Objective 2: We continued to develop a community‐scale model based on parcel‐level data and tax assessment records for one partner/pilot community (City of Ellsworth, ME). Daniel Kary, M.S. Student in the Ecology and Environmental Science Program, developed an extensive parcel‐scale history of development and initiated statistical modeling of changes in development, stormwater flow and nonpoint source pollution in this lake‐rich and growing mid‐coast Maine community. Daniel is collaborating with city staff on the development of this community‐scale model. Our intention is that the tool he develops will serve as a pilot for other communities.
Objective 3: We focused our vulnerability research activities on development, invasive aquatic plants and recreation. We conducted primary research to get expert opinions of recreation usage across Maine lakes. We updated our risk assessment model of the spread of milfoil across waterbodies in Maine and met with key state agency staff responsible for management of these invasions. We developed empirical regression models to validate the expert‐opinion based tool currently used by state managers to assess vulnerability to milfoil invasion.
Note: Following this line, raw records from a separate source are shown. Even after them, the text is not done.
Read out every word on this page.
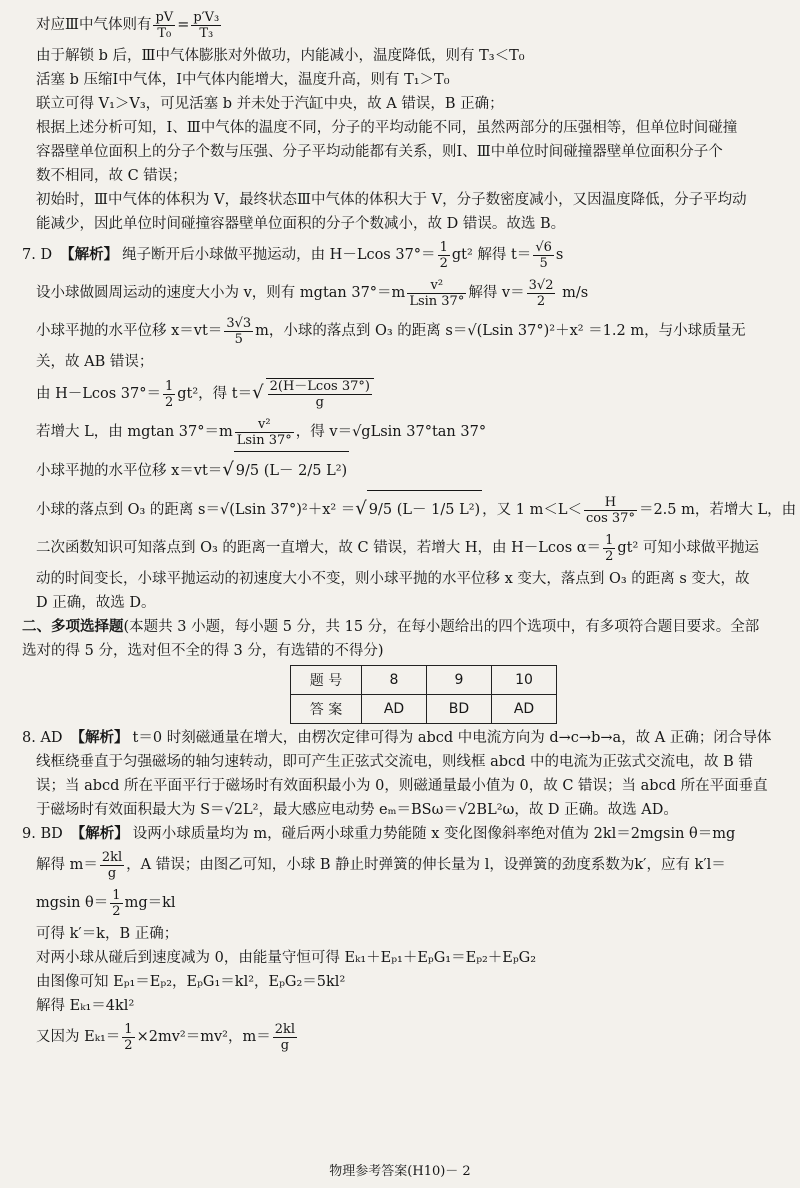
对应Ⅲ中气体则有 $\frac{pV}{\text{T₀}} = \frac{\text{p′V₃}}{\text{T₃}}$
由于解锁 b 后，Ⅲ中气体膨胀对外做功，内能减小，温度降低，则有 T₃＜T₀
活塞 b 压缩Ⅰ中气体，Ⅰ中气体内能增大，温度升高，则有 T₁＞T₀
联立可得 V₁＞V₃，可见活塞 b 并未处于汽缸中央，故 A 错误，B 正确；
根据上述分析可知，Ⅰ、Ⅲ中气体的温度不同，分子的平均动能不同，虽然两部分的压强相等，但单位时间碰撞
容器壁单位面积上的分子个数与压强、分子平均动能都有关系，则Ⅰ、Ⅲ中单位时间碰撞器壁单位面积分子个
数不相同，故 C 错误；
初始时，Ⅲ中气体的体积为 V，最终状态Ⅲ中气体的体积大于 V，分子数密度减小，又因温度降低，分子平均动
能减少，因此单位时间碰撞容器壁单位面积的分子个数减小，故 D 错误。故选 B。
7. D 【解析】 绳子断开后小球做平抛运动，由 H－Lcos $37^\circ= \frac{1}{2} gt^2$ 解得 $t= \frac{√6}{5}$ s
设小球做圆周运动的速度大小为 v，则有 mgtan $37^\circ=m \frac{\text{v²}}{Lsin 37^\circ}$ 解得 $v= \frac{3√2}{2} m/s$
小球平抛的水平位移 $x=vt= \frac{3√3}{5}$ m，小球的落点到 O₃ 的距离 s＝√(Lsin 37°)²＋x² ＝1.2 m，与小球质量无
关，故 AB 错误；
由 H－Lcos $37^\circ= \frac{1}{2} gt^2$，得 $t=√ \frac{2(H-Lcos 37^\circ)}{g}$
若增大 L，由 mgtan $37^\circ=m \frac{\text{v²}}{Lsin 37^\circ}$ ，得 v＝√gLsin 37°tan 37°
小球平抛的水平位移 x＝vt＝√ 9/5 (L－ 2/5 L²)
小球的落点到 O₃ 的距离 s＝√(Lsin 37°)²＋x² ＝√ 9/5 (L－ 1/5 L²) ，又 1 $m<L< \frac{H}{\cos 37^\circ} =2.5$ m，若增大 L，由
二次函数知识可知落点到 O₃ 的距离一直增大，故 C 错误，若增大 H，由 H－Lcos $\alpha= \frac{1}{2} gt^2$ 可知小球做平抛运
动的时间变长，小球平抛运动的初速度大小不变，则小球平抛的水平位移 x 变大，落点到 O₃ 的距离 s 变大，故
D 正确，故选 D。
二、多项选择题(本题共 3 小题，每小题 5 分，共 15 分，在每小题给出的四个选项中，有多项符合题目要求。全部
选对的得 5 分，选对但不全的得 3 分，有选错的不得分)
题 号	8	9	10
答 案	AD	BD	AD
8. AD 【解析】 t＝0 时刻磁通量在增大，由楞次定律可得为 abcd 中电流方向为 d→c→b→a，故 A 正确；闭合导体
线框绕垂直于匀强磁场的轴匀速转动，即可产生正弦式交流电，则线框 abcd 中的电流为正弦式交流电，故 B 错
误；当 abcd 所在平面平行于磁场时有效面积最小为 0，则磁通量最小值为 0，故 C 错误；当 abcd 所在平面垂直
于磁场时有效面积最大为 S＝√2L²，最大感应电动势 eₘ＝BSω＝√2BL²ω，故 D 正确。故选 AD。
9. BD 【解析】 设两小球质量均为 m，碰后两小球重力势能随 x 变化图像斜率绝对值为 2kl＝2mgsin θ＝mg
解得 $m= \frac{2kl}{g}$ ，A 错误；由图乙可知，小球 B 静止时弹簧的伸长量为 l，设弹簧的劲度系数为k′，应有 k′l＝
mgsin $\theta= \frac{1}{2} mg=kl$
可得 k′＝k，B 正确；
对两小球从碰后到速度减为 0，由能量守恒可得 Eₖ₁＋Eₚ₁＋EₚG₁＝Eₚ₂＋EₚG₂
由图像可知 Eₚ₁＝Eₚ₂，EₚG₁＝kl²，EₚG₂＝5kl²
解得 Eₖ₁＝4kl²
又因为 $E_{k1}= \frac{1}{2} \times 2mv^2=mv^2$，$m= \frac{2kl}{g}$
物理参考答案(H10)－ 2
Objective 4: We devoted significant time and energy to the development of useful planning and management decision‐support tools. We held meetings with key lake stakeholders (Maine Departmen of Environmental Protection, Maine Cooperative Extension, Maine Congress of Lake Associations) to acquire data, seek input, and acquire feedback on ongoing and proposed future research. Ann Speers, M.S. Student in the School of Economics, developed and implemented a survey of lakeshore households to help inform these stakeholders about household‐level assessments of vulnerability and household behavior. Daniel Kary, M.S. Student in Ecology and Environmental Science, met with community planning staff to assess the usefulness and relevance of select planning tools. We continue to revisit our original plans for the practical planning tools, given data gaps and interests of our community and state partners.
Staffing gaps continue to pose some challenges. In response to these gaps, we have adjusted the aims of our research program to match the expertise of the lead investigators and their students. Fortunately, this shift matches the demands of our key stakeholders and partners in Maine. Rather than have additional biophysical research completed, these stakeholders are demanding more social science research, especially research that: helps managers better understand household behaviors and attitudes; helps citizen science and lake association programs design their education and outreach programs; and advances ongoing programs designed to change land management behaviors in watersheds throughout the state of Maine.
- Complete state‐scale vulnerability assessments.
- Complete community‐based modeling analysis and develop related decision‐support tool.
- Complete household research to improve understanding of development and land management decisions and assess household perceptions of different threats and conservation practices.
- Communicate findings with network of partners statewide.